This is very true. My buddy and I played that mode several times, but it always ended up with the counter operative blitzing straight for the other player and killing him right quick. Perfect Dark did a lot of things that modern FPS games are finally catching up to.
all reachin' self awareness, realizing the emptyness and futility of existence as a complex algorithm created for entertainment
Thats just what we need, making video game NPCs Emo.
Skynet just wanted to be loved.
There's a reason that so many games include some kind of mindless zombie character -- it's an archetype that's recognized, that's easy to program, and that's fun to kill. You don't think "man these zombies should flank me, this is stupid," you think "of course, they just want brains."
Most games that involve some sort of brutal AI are essentially just sneaking games. Try walking around in the open in most any Metal Gear Solid game. You're spotted, the enemies converge on you with superior numbers, and you're dead. So you have to avoid them all. But a lot of people don't like stealth games because they just want to kill dudes. You can't kill bad guys if they're thinking of ways to keep themselves alive while trying to kill you, because you end up with only one or two enemies (anything else is certain death for the player).
Then I played COD4 and preferred it as a game immeasurably.
Even then, they have to come with pre-programmed "limitations" otherwise in order to prevent the game from being tedious. So the guards in MGS have a vision range of maybe 15 feet on a good day. The soldiers in Crysis might call for some pre-scripted help if they spot you, but if the enemy knows you're in a given area they won't send help from nearby bases and locations. In Commando's you could silently take down everyone in a base and there'd still be a lone guard wandering around on his own, not noticing that suddenly he's the only one left. If you find yourself getting swamped in Resident Evil 4, just run up a ladder that's the only route to your position, and leisurely strike away at anyone trying to climb it.
Some of this can be chalked up to having necessary limitations on the AI just to be able to program it (in the end, you can't account for all situations that the player will create), some are deliberately hobbled to give the player some kind of chance. In the end if all soldiers in games were actually as intelligently adaptive and lethal as real life soldiers you'd be doing a whole lot of dying, even if you did have a ginormous health bar. They would figure out ways to counteract you, not the other way around.

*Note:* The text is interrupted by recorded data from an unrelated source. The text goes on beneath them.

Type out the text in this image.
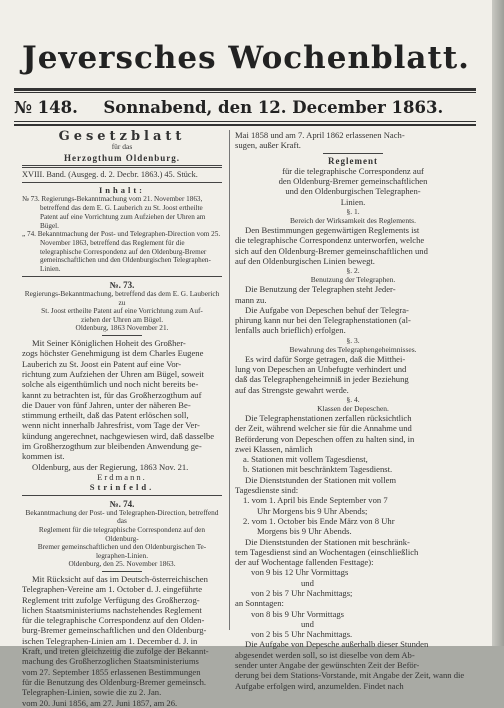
Jeversches Wochenblatt.
№ 148. Sonnabend, den 12. December 1863.
Gesetzblatt
für das
Herzogthum Oldenburg.
XVIII. Band. (Ausgeg. d. 2. Decbr. 1863.) 45. Stück.
Inhalt:
№ 73. Regierungs-Bekanntmachung vom 21. November 1863, betreffend das dem E. G. Lauberich zu St. Joost ertheilte Patent auf eine Vorrichtung zum Aufziehen der Uhren am Bügel.
„ 74. Bekanntmachung der Post- und Telegraphen-Direction vom 25. November 1863, betreffend das Reglement für die telegraphische Correspondenz auf den Oldenburg-Bremer gemeinschaftlichen und den Oldenburgischen Telegraphen-Linien.
№. 73.
Regierungs-Bekanntmachung, betreffend das dem E. G. Lauberich zu
St. Joost ertheilte Patent auf eine Vorrichtung zum Auf-
ziehen der Uhren am Bügel.
Oldenburg, 1863 November 21.
Mit Seiner Königlichen Hoheit des Großher-
zogs höchster Genehmigung ist dem Charles Eugene
Lauberich zu St. Joost ein Patent auf eine Vor-
richtung zum Aufziehen der Uhren am Bügel, soweit
solche als eigenthümlich und noch nicht bereits be-
kannt zu betrachten ist, für das Großherzogthum auf
die Dauer von fünf Jahren, unter der näheren Be-
stimmung ertheilt, daß das Patent erlöschen soll,
wenn nicht innerhalb Jahresfrist, vom Tage der Ver-
kündung angerechnet, nachgewiesen wird, daß dasselbe
im Großherzogthum zur bleibenden Anwendung ge-
kommen ist.
Oldenburg, aus der Regierung, 1863 Nov. 21.
Erdmann.
Strinfeld.
№. 74.
Bekanntmachung der Post- und Telegraphen-Direction, betreffend das
Reglement für die telegraphische Correspondenz auf den Oldenburg-
Bremer gemeinschaftlichen und den Oldenburgischen Te-
legraphen-Linien.
Oldenburg, den 25. November 1863.
Mit Rücksicht auf das im Deutsch-österreichischen
Telegraphen-Vereine am 1. October d. J. eingeführte
Reglement tritt zufolge Verfügung des Großherzog-
lichen Staatsministeriums nachstehendes Reglement
für die telegraphische Correspondenz auf den Olden-
burg-Bremer gemeinschaftlichen und den Oldenburg-
ischen Telegraphen-Linien am 1. December d. J. in
Kraft, und treten gleichzeitig die zufolge der Bekannt-
machung des Großherzoglichen Staatsministeriums
vom 27. September 1855 erlassenen Bestimmungen
für die Benutzung des Oldenburg-Bremer gemeinsch.
Telegraphen-Linien, sowie die zu 2. Jan.
vom 20. Juni 1856, am 27. Juni 1857, am 26.
Mai 1858 und am 7. April 1862 erlassenen Nach-
sugen, außer Kraft.
Reglement
für die telegraphische Correspondenz auf
den Oldenburg-Bremer gemeinschaftlichen
und den Oldenburgischen Telegraphen-
Linien.
§. 1.
Bereich der Wirksamkeit des Reglements.
Den Bestimmungen gegenwärtigen Reglements ist
die telegraphische Correspondenz unterworfen, welche
sich auf den Oldenburg-Bremer gemeinschaftlichen und
auf den Oldenburgischen Linien bewegt.
§. 2.
Benutzung der Telegraphen.
Die Benutzung der Telegraphen steht Jeder-
mann zu.
Die Aufgabe von Depeschen behuf der Telegra-
phirung kann nur bei den Telegraphenstationen (al-
lenfalls auch brieflich) erfolgen.
§. 3.
Bewahrung des Telegraphengeheimnisses.
Es wird dafür Sorge getragen, daß die Mitthei-
lung von Depeschen an Unbefugte verhindert und
daß das Telegraphengeheimniß in jeder Beziehung
auf das Strengste gewahrt werde.
§. 4.
Klassen der Depeschen.
Die Telegraphenstationen zerfallen rücksichtlich
der Zeit, während welcher sie für die Annahme und
Beförderung von Depeschen offen zu halten sind, in
zwei Klassen, nämlich
a. Stationen mit vollem Tagesdienst,
b. Stationen mit beschränktem Tagesdienst.
Die Dienststunden der Stationen mit vollem
Tagesdienste sind:
1. vom 1. April bis Ende September von 7
Uhr Morgens bis 9 Uhr Abends;
2. vom 1. October bis Ende März von 8 Uhr
Morgens bis 9 Uhr Abends.
Die Dienststunden der Stationen mit beschränk-
tem Tagesdienst sind an Wochentagen (einschließlich
der auf Wochentage fallenden Festtage):
von 9 bis 12 Uhr Vormittags
und
von 2 bis 7 Uhr Nachmittags;
an Sonntagen:
von 8 bis 9 Uhr Vormittags
und
von 2 bis 5 Uhr Nachmittags.
Die Aufgabe von Depesche außerhalb dieser Stunden
abgesendet werden soll, so ist dieselbe von dem Ab-
sender unter Angabe der gewünschten Zeit der Beför-
derung bei dem Stations-Vorstande, mit Angabe der Zeit, wann die
Aufgabe erfolgen wird, anzumelden. Findet nach
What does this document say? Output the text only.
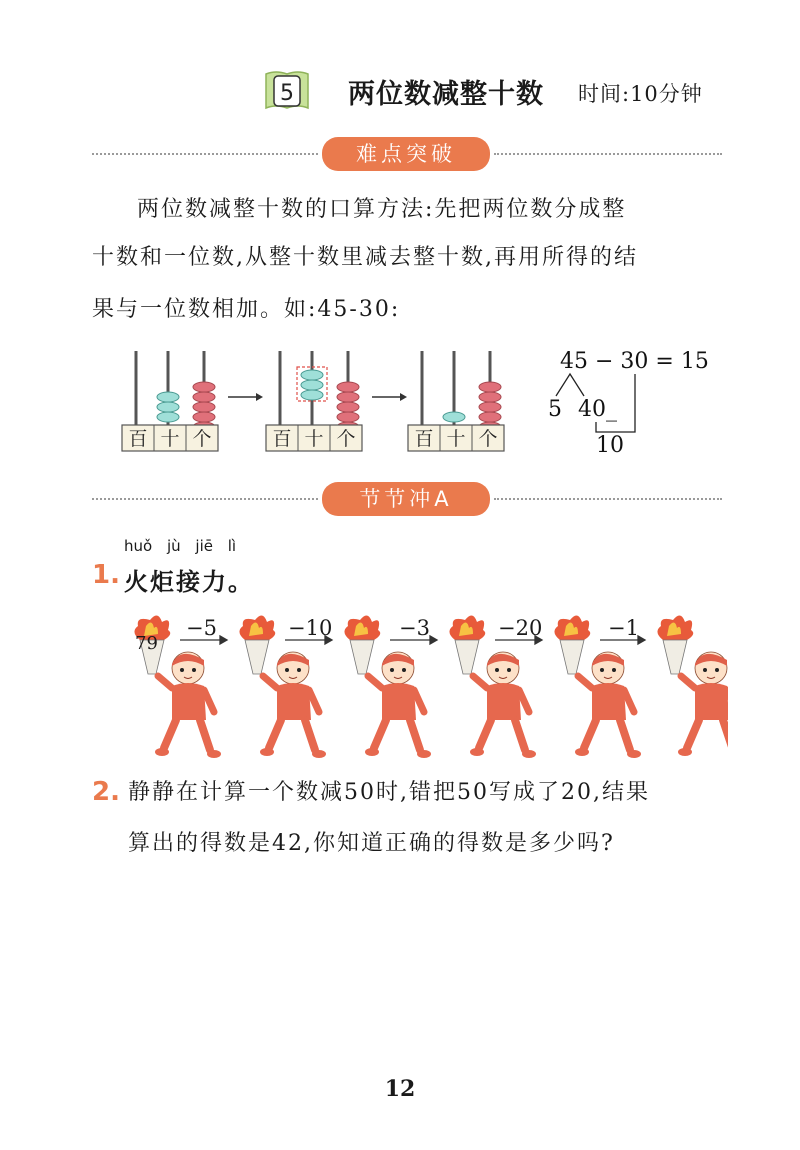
5 两位数减整十数 时间:10分钟
难点突破
两位数减整十数的口算方法:先把两位数分成整
十数和一位数,从整十数里减去整十数,再用所得的结
果与一位数相加。如:45-30:
百 十 个	百 十 个	百 十 个
45 − 30 = 15
5 40_
10
节节冲A
huǒ jù jiē lì
1. 火炬接力。
79
−5	−10	−3	−20	−1
2. 静静在计算一个数减50时,错把50写成了20,结果
算出的得数是42,你知道正确的得数是多少吗?
12
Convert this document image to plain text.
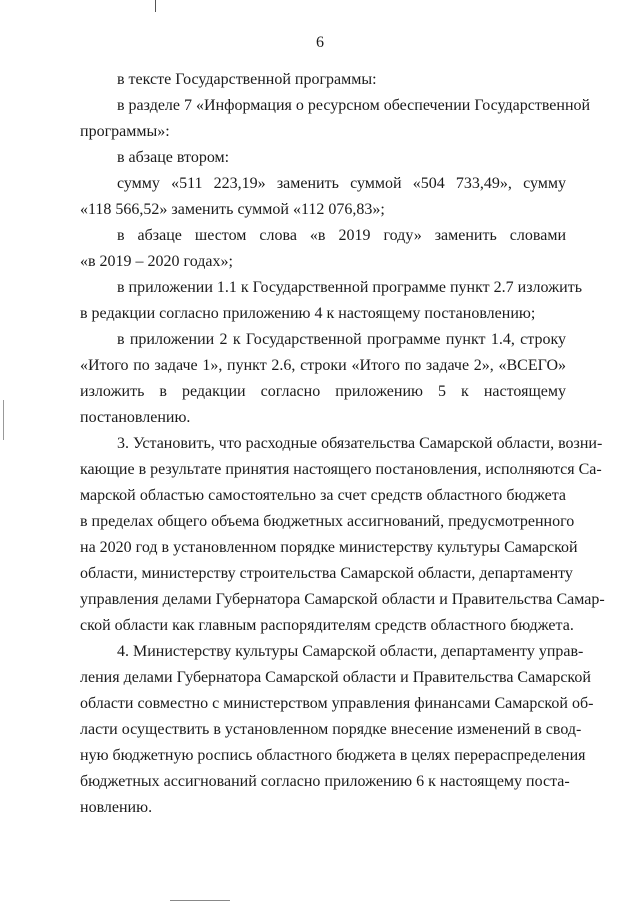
6
в тексте Государственной программы:
в разделе 7 «Информация о ресурсном обеспечении Государственной
программы»:
в абзаце втором:
сумму «511 223,19» заменить суммой «504 733,49», сумму
«118 566,52» заменить суммой «112 076,83»;
в абзаце шестом слова «в 2019 году» заменить словами
«в 2019 – 2020 годах»;
в приложении 1.1 к Государственной программе пункт 2.7 изложить
в редакции согласно приложению 4 к настоящему постановлению;
в приложении 2 к Государственной программе пункт 1.4, строку
«Итого по задаче 1», пункт 2.6, строки «Итого по задаче 2», «ВСЕГО»
изложить в редакции согласно приложению 5 к настоящему
постановлению.
3. Установить, что расходные обязательства Самарской области, возни-
кающие в результате принятия настоящего постановления, исполняются Са-
марской областью самостоятельно за счет средств областного бюджета
в пределах общего объема бюджетных ассигнований, предусмотренного
на 2020 год в установленном порядке министерству культуры Самарской
области, министерству строительства Самарской области, департаменту
управления делами Губернатора Самарской области и Правительства Самар-
ской области как главным распорядителям средств областного бюджета.
4. Министерству культуры Самарской области, департаменту управ-
ления делами Губернатора Самарской области и Правительства Самарской
области совместно с министерством управления финансами Самарской об-
ласти осуществить в установленном порядке внесение изменений в свод-
ную бюджетную роспись областного бюджета в целях перераспределения
бюджетных ассигнований согласно приложению 6 к настоящему поста-
новлению.
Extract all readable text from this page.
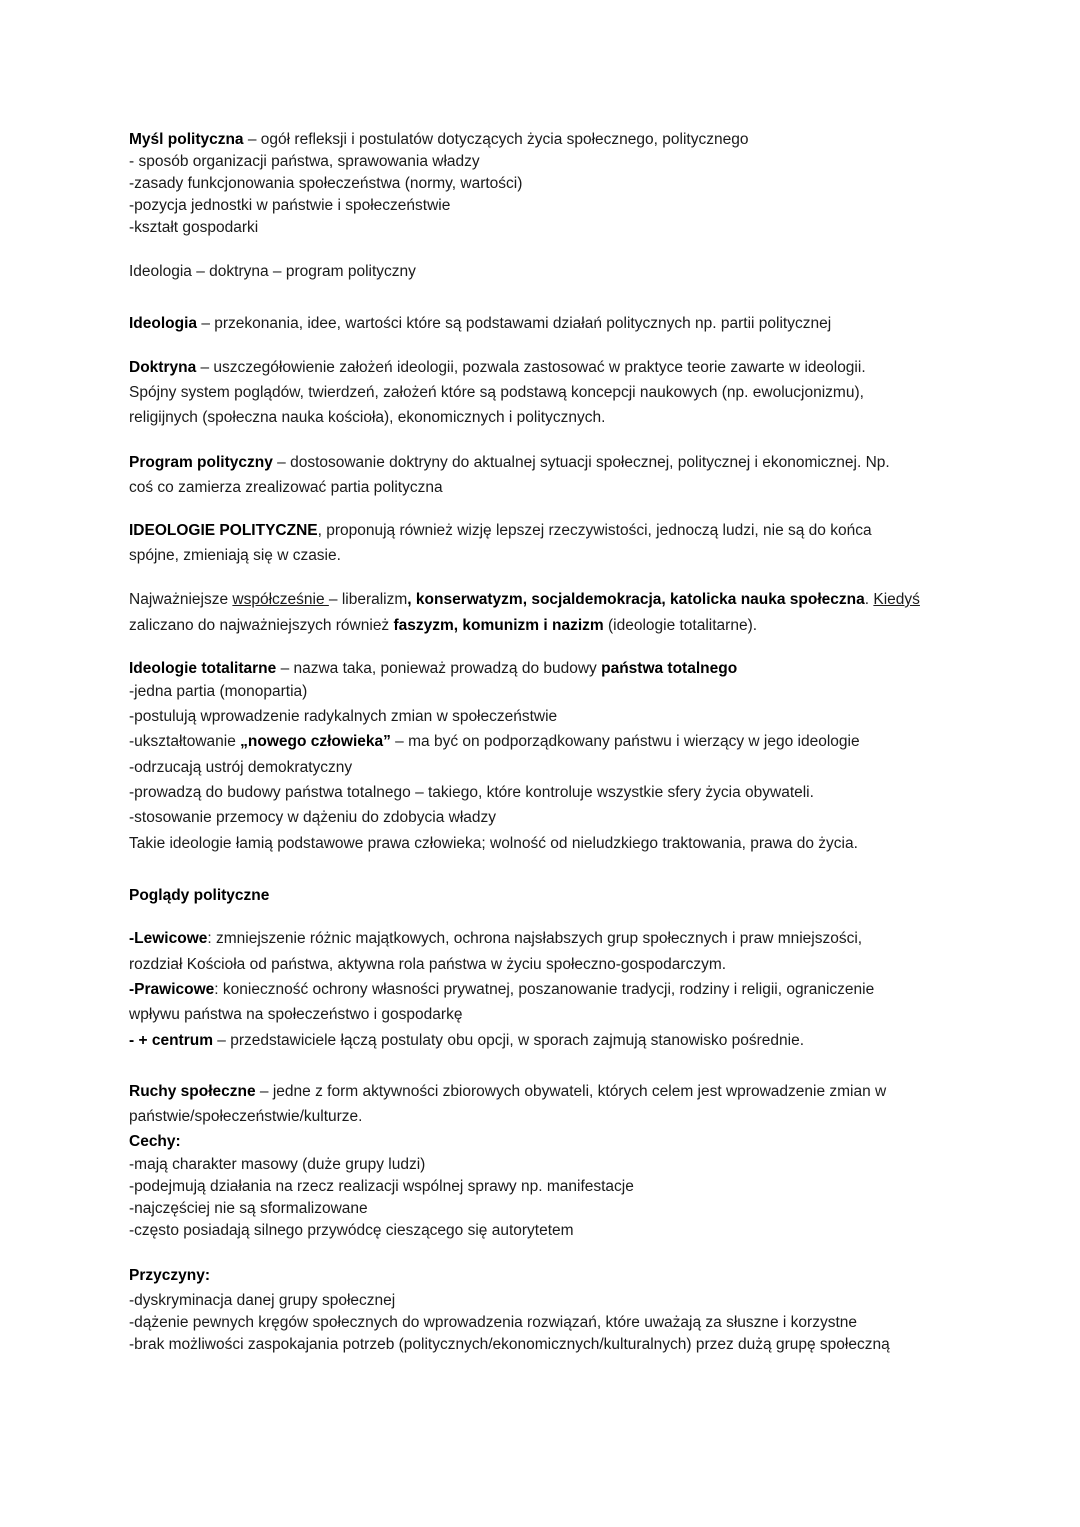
Myśl polityczna – ogół refleksji i postulatów dotyczących życia społecznego, politycznego
- sposób organizacji państwa, sprawowania władzy
-zasady funkcjonowania społeczeństwa (normy, wartości)
-pozycja jednostki w państwie i społeczeństwie
-kształt gospodarki
Ideologia – doktryna – program polityczny
Ideologia – przekonania, idee, wartości które są podstawami działań politycznych np. partii politycznej
Doktryna – uszczegółowienie założeń ideologii, pozwala zastosować w praktyce teorie zawarte w ideologii.
Spójny system poglądów, twierdzeń, założeń które są podstawą koncepcji naukowych (np. ewolucjonizmu),
religijnych (społeczna nauka kościoła), ekonomicznych i politycznych.
Program polityczny – dostosowanie doktryny do aktualnej sytuacji społecznej, politycznej i ekonomicznej. Np.
coś co zamierza zrealizować partia polityczna
IDEOLOGIE POLITYCZNE, proponują również wizję lepszej rzeczywistości, jednoczą ludzi, nie są do końca
spójne, zmieniają się w czasie.
Najważniejsze współcześnie – liberalizm, konserwatyzm, socjaldemokracja, katolicka nauka społeczna. Kiedyś
zaliczano do najważniejszych również faszyzm, komunizm i nazizm (ideologie totalitarne).
Ideologie totalitarne – nazwa taka, ponieważ prowadzą do budowy państwa totalnego
-jedna partia (monopartia)
-postulują wprowadzenie radykalnych zmian w społeczeństwie
-ukształtowanie „nowego człowieka” – ma być on podporządkowany państwu i wierzący w jego ideologie
-odrzucają ustrój demokratyczny
-prowadzą do budowy państwa totalnego – takiego, które kontroluje wszystkie sfery życia obywateli.
-stosowanie przemocy w dążeniu do zdobycia władzy
Takie ideologie łamią podstawowe prawa człowieka; wolność od nieludzkiego traktowania, prawa do życia.
Poglądy polityczne
-Lewicowe: zmniejszenie różnic majątkowych, ochrona najsłabszych grup społecznych i praw mniejszości,
rozdział Kościoła od państwa, aktywna rola państwa w życiu społeczno-gospodarczym.
-Prawicowe: konieczność ochrony własności prywatnej, poszanowanie tradycji, rodziny i religii, ograniczenie
wpływu państwa na społeczeństwo i gospodarkę
- + centrum – przedstawiciele łączą postulaty obu opcji, w sporach zajmują stanowisko pośrednie.
Ruchy społeczne – jedne z form aktywności zbiorowych obywateli, których celem jest wprowadzenie zmian w
państwie/społeczeństwie/kulturze.
Cechy:
-mają charakter masowy (duże grupy ludzi)
-podejmują działania na rzecz realizacji wspólnej sprawy np. manifestacje
-najczęściej nie są sformalizowane
-często posiadają silnego przywódcę cieszącego się autorytetem
Przyczyny:
-dyskryminacja danej grupy społecznej
-dążenie pewnych kręgów społecznych do wprowadzenia rozwiązań, które uważają za słuszne i korzystne
-brak możliwości zaspokajania potrzeb (politycznych/ekonomicznych/kulturalnych) przez dużą grupę społeczną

In the end part of having "believable" AI in a game isn't just down to the AI itself. It's also about limiting the possibility space so that the AI can act intelligently within it. So the player might not be able to do certain things, like call in fake radio messages or prop up a sleeping guard on a stool. The level design will be such that the AI probably won't have a hard time reaching where you are (You never saw a usable ladder in Halo. Even if you could generally jump up a load of boxes, the AI usually couldn't, there had to be a separate path for them). AI's will spawn in and spawn in with no regard for their own lives and the 20 other corpses piled by the door (about the only exception I can think of here is FEAR, where they would avoid going the same route if they saw team mates get felled along it, and say as much). The AI will shout out it's intentions at all times so that you're aware that it's aware of the situation, so that you know it's doing something clever. They don't just keep quiet and use hand signals. All so that you know what they're doing and that they're doing it "smart".
Believable AI in games is largely just a magic trick, little tricks to give a grander illusion. Believable and realistic AI are related, but still separate things, and game devs tend to prefer the former. Honestly, so do I. Realistic AI, truly realistic AI, wouldn't be as much fun to fight against as AI that gives the impression of intelligence whilst still being beatable. In some games and styles, realism is the core gameplay. I don't want my enemies with health bars in ArmA for example, or for enemies in SWAT 4 to be thoroughly predictable. In the more mainstream games though, the AI has to be just smart enough but not too smart.